UPDATE: ‘Valley is lagging behind’ ran in the Oct. 26 edition of Vida.
Welcome to the San Joaquín Valley, which a recent report dubbed ‘The Forsaken Five Percent’ of California.
Here, a Latino resident lives an average of 81.2 years – about a year longer than the average Californian, but less than Latinos in other areas.
Here, 28.4 percent of adults have never completed high school, and just 16 percent have a bachelor’s degree.
Here, the median personal earnings for Latino adults is $18,000, more than $10,000 less than the state’s median personal earnings, of $30,000.

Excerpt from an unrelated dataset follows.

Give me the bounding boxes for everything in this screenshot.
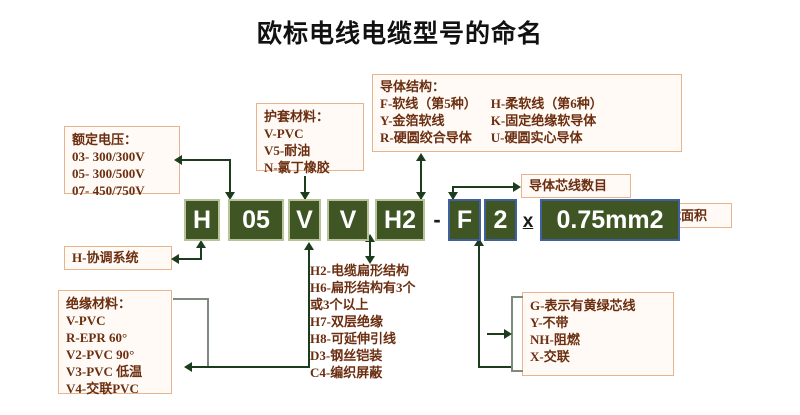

These facts – and many more – are available in ‘A Portrait of California,’ a report published in May by the American Human Development Project. (They are the authors of ‘The Measure of America,’ which found that the country’s 20th Congressional District – located here in Valley – ranked last among the country’s 435 districts in terms of well-being.)
The report takes 233 neighborhoods and counties in the state, and analyzes them by life expectancy, access to knowledge, and median personal earnings. It shows disparities throughout the state, but also within regions like the Valley.
To many residents, grassroots advocates, and reporters like me, this type of information, sadly, is no longer shocking. But it certainly underscores the need for continued collaboration, advocacy, and – in my case – reporting.